Reading and understanding it and the expected path loss is one thing, and then real world experience is a whole another thing. You can then compound your confusion on expected performance by realizing that wide band spreading modes are yet another layer to the mix.
I built a simple analog 900 MHz repeater so that I could get a better idea of how signal propagation on the band. I was rather impressed. On the same token I was also impressed using the slower Aerocomm FHSS units on 900 MHz. But trying to draw comparisons between narrow to wide is a bad plan.
The XR-9 is a logical step for the average ham, with a modest tower. The versatility in data rates and ability to change the channel width from the default of 20 MHz spreading to a half-rate of 10 MHz and even a quarter rate of 5 MHz is ideal.
Overall in all the experimentation of wide band spread spectrum at 900 MHz and 2.4 GHz, from the Proxim Symphony, origional 900 MHz WaveLan, Ubiquiti Bullet to the XR-9, I feel the average ham will be mildly disappointed. (Also see David Rowe, VK5DGR's blog on Wifi is hard.)
All this stuff works great if you can get a central node/AP up high on a commercial tower. Not so great if you live in an established neighborhood with medium to mature size trees.
I have experienced the difference between 1 watt and adding a 10 watt BDA's on both bands. For the average ham, living in the city with a modest tower, this does improve things significantly, and provides something usable.
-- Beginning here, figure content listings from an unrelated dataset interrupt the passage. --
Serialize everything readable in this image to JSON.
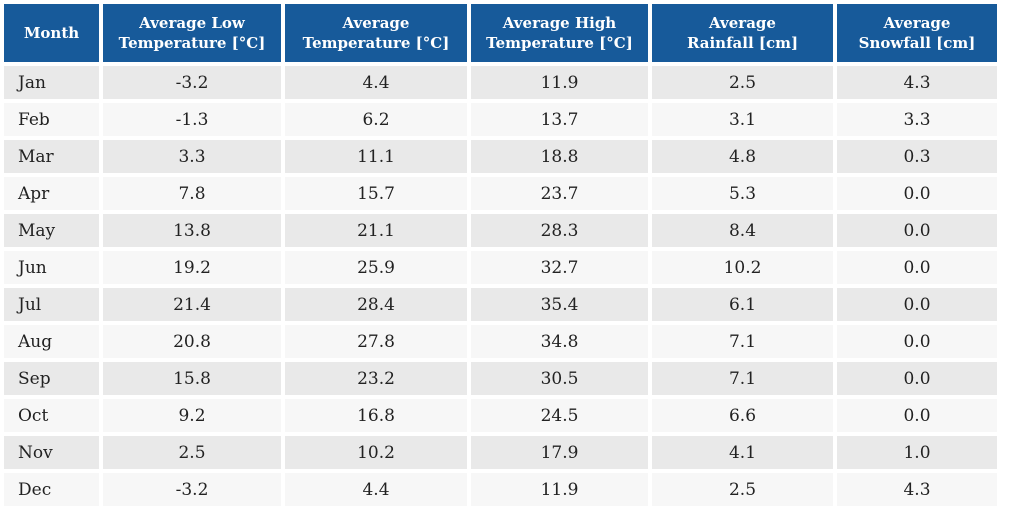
{
  "colors": {
    "header_bg": "#175a9a",
    "header_text": "#ffffff",
    "row_odd_bg": "#e9e9e9",
    "row_even_bg": "#f7f7f7",
    "body_text": "#222222",
    "page_bg": "#ffffff"
  },
  "chart_data": {
    "type": "table",
    "columns": [
      "Month",
      "Average Low\nTemperature [°C]",
      "Average\nTemperature [°C]",
      "Average High\nTemperature [°C]",
      "Average\nRainfall [cm]",
      "Average\nSnowfall [cm]"
    ],
    "rows": [
      {
        "month": "Jan",
        "values": [
          "-3.2",
          "4.4",
          "11.9",
          "2.5",
          "4.3"
        ]
      },
      {
        "month": "Feb",
        "values": [
          "-1.3",
          "6.2",
          "13.7",
          "3.1",
          "3.3"
        ]
      },
      {
        "month": "Mar",
        "values": [
          "3.3",
          "11.1",
          "18.8",
          "4.8",
          "0.3"
        ]
      },
      {
        "month": "Apr",
        "values": [
          "7.8",
          "15.7",
          "23.7",
          "5.3",
          "0.0"
        ]
      },
      {
        "month": "May",
        "values": [
          "13.8",
          "21.1",
          "28.3",
          "8.4",
          "0.0"
        ]
      },
      {
        "month": "Jun",
        "values": [
          "19.2",
          "25.9",
          "32.7",
          "10.2",
          "0.0"
        ]
      },
      {
        "month": "Jul",
        "values": [
          "21.4",
          "28.4",
          "35.4",
          "6.1",
          "0.0"
        ]
      },
      {
        "month": "Aug",
        "values": [
          "20.8",
          "27.8",
          "34.8",
          "7.1",
          "0.0"
        ]
      },
      {
        "month": "Sep",
        "values": [
          "15.8",
          "23.2",
          "30.5",
          "7.1",
          "0.0"
        ]
      },
      {
        "month": "Oct",
        "values": [
          "9.2",
          "16.8",
          "24.5",
          "6.6",
          "0.0"
        ]
      },
      {
        "month": "Nov",
        "values": [
          "2.5",
          "10.2",
          "17.9",
          "4.1",
          "1.0"
        ]
      },
      {
        "month": "Dec",
        "values": [
          "-3.2",
          "4.4",
          "11.9",
          "2.5",
          "4.3"
        ]
      }
    ]
  }
}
In light of the recent spread spectrum rule change, I would highly appreciate if TAPR would consider getting behind a BDA project.
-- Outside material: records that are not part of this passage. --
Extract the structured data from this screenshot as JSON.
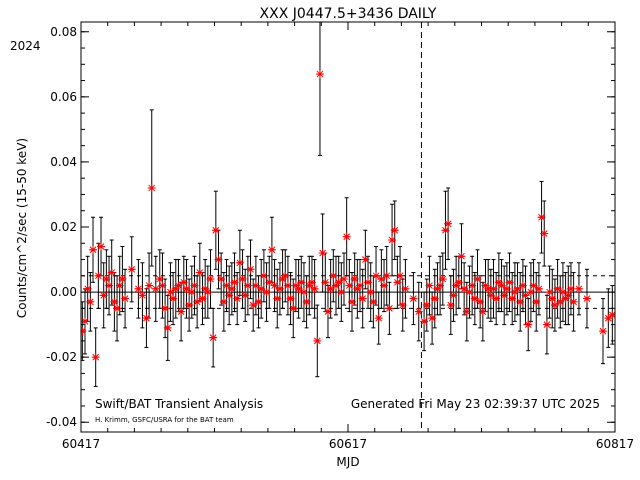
{
  "chart_data": {
    "type": "scatter",
    "title": "XXX J0447.5+3436 DAILY",
    "year_label": "2024",
    "xlabel": "MJD",
    "ylabel": "Counts/cm^2/sec (15-50 keV)",
    "xlim": [
      60417,
      60817
    ],
    "ylim": [
      -0.043,
      0.083
    ],
    "x_tick_labels": [
      "60417",
      "60617",
      "60817"
    ],
    "x_tick_values": [
      60417,
      60617,
      60817
    ],
    "y_tick_values": [
      -0.04,
      -0.02,
      0.0,
      0.02,
      0.04,
      0.06,
      0.08
    ],
    "y_tick_labels": [
      "-0.04",
      "-0.02",
      "0.00",
      "0.02",
      "0.04",
      "0.06",
      "0.08"
    ],
    "reference_lines": {
      "zero": 0.0,
      "dashed_levels": [
        0.005,
        -0.005
      ]
    },
    "vertical_marker_mjd": 60672,
    "footer_left": "Swift/BAT Transient Analysis",
    "footer_credit": "H. Krimm, GSFC/USRA for the BAT team",
    "footer_right": "Generated Fri May 23 02:39:37 UTC 2025",
    "marker_color": "#ff0000",
    "series": [
      {
        "x": [
          60418,
          60420,
          60422,
          60424,
          60426,
          60428,
          60430,
          60432,
          60434,
          60436,
          60438,
          60440,
          60442,
          60444,
          60446,
          60448,
          60450,
          60455,
          60460,
          60463,
          60466,
          60468,
          60470,
          60473,
          60476,
          60478,
          60480,
          60482,
          60484,
          60486,
          60488,
          60490,
          60492,
          60494,
          60496,
          60498,
          60500,
          60502,
          60504,
          60506,
          60508,
          60510,
          60512,
          60514,
          60516,
          60518,
          60520,
          60522,
          60524,
          60526,
          60528,
          60530,
          60532,
          60534,
          60536,
          60538,
          60540,
          60542,
          60544,
          60546,
          60548,
          60550,
          60552,
          60554,
          60556,
          60558,
          60560,
          60562,
          60564,
          60566,
          60568,
          60570,
          60572,
          60574,
          60576,
          60578,
          60580,
          60582,
          60584,
          60586,
          60588,
          60590,
          60592,
          60594,
          60596,
          60598,
          60600,
          60602,
          60604,
          60606,
          60608,
          60610,
          60612,
          60614,
          60616,
          60618,
          60620,
          60622,
          60624,
          60626,
          60628,
          60630,
          60632,
          60634,
          60636,
          60638,
          60640,
          60642,
          60644,
          60646,
          60648,
          60650,
          60652,
          60654,
          60656,
          60658,
          60660,
          60666,
          60670,
          60674,
          60676,
          60678,
          60680,
          60682,
          60684,
          60686,
          60688,
          60690,
          60692,
          60694,
          60696,
          60698,
          60700,
          60702,
          60704,
          60706,
          60708,
          60710,
          60712,
          60714,
          60716,
          60718,
          60720,
          60722,
          60724,
          60726,
          60728,
          60730,
          60732,
          60734,
          60736,
          60738,
          60740,
          60742,
          60744,
          60746,
          60748,
          60750,
          60752,
          60754,
          60756,
          60758,
          60760,
          60762,
          60764,
          60766,
          60768,
          60770,
          60772,
          60774,
          60776,
          60778,
          60780,
          60782,
          60784,
          60786,
          60790,
          60796,
          60808,
          60812,
          60815
        ],
        "y": [
          -0.012,
          -0.009,
          0.001,
          -0.003,
          0.013,
          -0.02,
          0.005,
          0.014,
          -0.001,
          0.004,
          0.002,
          0.006,
          -0.003,
          -0.005,
          0.002,
          0.004,
          -0.002,
          0.007,
          0.001,
          -0.001,
          -0.008,
          0.002,
          0.032,
          0.001,
          0.004,
          0.002,
          -0.005,
          -0.011,
          0.0,
          -0.002,
          0.001,
          0.002,
          -0.006,
          0.003,
          0.001,
          -0.004,
          0.0,
          0.002,
          -0.003,
          0.006,
          -0.002,
          0.001,
          0.0,
          0.004,
          -0.014,
          0.019,
          0.01,
          0.004,
          -0.003,
          0.002,
          -0.001,
          0.001,
          0.003,
          -0.002,
          0.009,
          0.004,
          -0.001,
          0.002,
          0.007,
          -0.004,
          0.002,
          -0.003,
          0.001,
          0.005,
          0.0,
          0.003,
          0.013,
          0.002,
          -0.002,
          0.001,
          0.004,
          0.005,
          0.002,
          -0.002,
          -0.005,
          0.002,
          0.001,
          0.003,
          0.0,
          -0.003,
          0.002,
          0.003,
          0.001,
          -0.015,
          0.067,
          0.012,
          0.003,
          -0.006,
          0.001,
          0.005,
          0.002,
          0.003,
          0.0,
          0.004,
          0.017,
          0.002,
          -0.003,
          0.004,
          0.001,
          0.002,
          -0.002,
          0.01,
          0.003,
          0.0,
          -0.003,
          0.005,
          -0.008,
          0.004,
          0.002,
          0.005,
          -0.005,
          0.016,
          0.019,
          0.003,
          0.005,
          -0.004,
          0.001,
          -0.002,
          -0.006,
          -0.009,
          -0.004,
          0.002,
          -0.008,
          -0.002,
          0.001,
          0.002,
          0.004,
          0.019,
          0.021,
          -0.004,
          -0.001,
          0.002,
          0.003,
          0.011,
          0.001,
          -0.006,
          0.0,
          0.002,
          -0.002,
          0.004,
          -0.003,
          -0.006,
          0.002,
          0.001,
          -0.001,
          0.001,
          -0.002,
          0.003,
          0.002,
          -0.001,
          0.001,
          0.003,
          -0.002,
          0.0,
          0.001,
          -0.003,
          0.002,
          -0.001,
          -0.01,
          0.0,
          0.002,
          -0.003,
          0.001,
          0.023,
          0.018,
          -0.01,
          0.0,
          -0.002,
          -0.004,
          0.001,
          -0.003,
          0.0,
          -0.002,
          -0.001,
          0.001,
          -0.003,
          0.001,
          -0.002,
          -0.012,
          -0.008,
          -0.007
        ],
        "err": [
          0.009,
          0.01,
          0.01,
          0.009,
          0.01,
          0.009,
          0.01,
          0.009,
          0.01,
          0.009,
          0.009,
          0.01,
          0.009,
          0.01,
          0.009,
          0.01,
          0.009,
          0.01,
          0.009,
          0.01,
          0.009,
          0.01,
          0.024,
          0.01,
          0.009,
          0.01,
          0.009,
          0.01,
          0.009,
          0.008,
          0.009,
          0.008,
          0.009,
          0.008,
          0.009,
          0.008,
          0.008,
          0.009,
          0.008,
          0.009,
          0.008,
          0.009,
          0.008,
          0.009,
          0.009,
          0.012,
          0.009,
          0.008,
          0.009,
          0.008,
          0.009,
          0.008,
          0.009,
          0.008,
          0.01,
          0.009,
          0.008,
          0.009,
          0.009,
          0.008,
          0.009,
          0.008,
          0.009,
          0.008,
          0.009,
          0.008,
          0.01,
          0.008,
          0.009,
          0.008,
          0.009,
          0.008,
          0.009,
          0.008,
          0.009,
          0.008,
          0.009,
          0.008,
          0.009,
          0.008,
          0.009,
          0.008,
          0.009,
          0.011,
          0.025,
          0.012,
          0.009,
          0.008,
          0.009,
          0.008,
          0.009,
          0.008,
          0.009,
          0.008,
          0.012,
          0.008,
          0.009,
          0.008,
          0.009,
          0.008,
          0.009,
          0.009,
          0.008,
          0.009,
          0.008,
          0.009,
          0.008,
          0.009,
          0.008,
          0.009,
          0.008,
          0.011,
          0.009,
          0.008,
          0.009,
          0.008,
          0.009,
          0.008,
          0.009,
          0.009,
          0.008,
          0.009,
          0.008,
          0.009,
          0.008,
          0.009,
          0.008,
          0.012,
          0.011,
          0.009,
          0.008,
          0.009,
          0.008,
          0.01,
          0.008,
          0.009,
          0.008,
          0.009,
          0.008,
          0.009,
          0.008,
          0.009,
          0.008,
          0.009,
          0.008,
          0.009,
          0.008,
          0.009,
          0.008,
          0.009,
          0.008,
          0.009,
          0.008,
          0.009,
          0.008,
          0.009,
          0.008,
          0.009,
          0.008,
          0.009,
          0.008,
          0.009,
          0.008,
          0.011,
          0.01,
          0.009,
          0.008,
          0.009,
          0.008,
          0.009,
          0.008,
          0.009,
          0.008,
          0.009,
          0.008,
          0.009,
          0.008,
          0.009,
          0.01,
          0.009,
          0.009
        ]
      }
    ]
  }
}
I would appreciate if the ARRL would clarify how spread spectrum fits into the existing band plans on 902 and above.
To help things along here is a recent article I stumbled into detailing construction and theory on a switchless bidirectional amplifier for 2.4 GHz using circulators.
The theory can be applied to BDA development for less crowded bands like 3 GHz, 5 GHz or even 900 MHz.
Most commercial bidirectional amplifiers use radio frequency (RF) switches which switch between two signal paths. Their switching time can cause data loss at a high transfer rate. For instance, with a data rate of 54 Mbit/s the time duration for 1 bit is 17.66 ns. Switching times of commercial available bidirectional amplifiers can be as high as 2 ms, causing a loss of more than 100 bits. There, bidirectional amplifiers realized as monolithic microwave integrated circuits (MMIC) bias a transistor circuit in such a way that it amplifies either in the one or the other direction......
In the following, a switchless bidirectional amplifier is discussed. It is compared against a bidirectional amplifier concept using RF switches as commonly used in commercial wireless communication systems....
Back in June 2007, L-com acquired HyperLink Technologies of Boca Raton, Florida.
Below are some internal pictures of their 900 MHz 802.11 amplifier. Both their HA910I-APC and newer HA905I-DM are essentially the same.
The same variable attenuator input, M68772 RF power amplifier, and MD003 PIN diode switch. The newer model has much better heat dissipation, and runs at 12 volts in stead of 13.5 volts. So even the newer advertised 5 watt model is capable of more.
I don't like the idea of using Amplifiers on 2.4 GHz as the channels overlap and there is the potential to disrupt to many other users. However there is a cheap amplifier 5-8 watt for that band, the EDUP EP-AB003 2.4GHz Amplifier for about $50-60.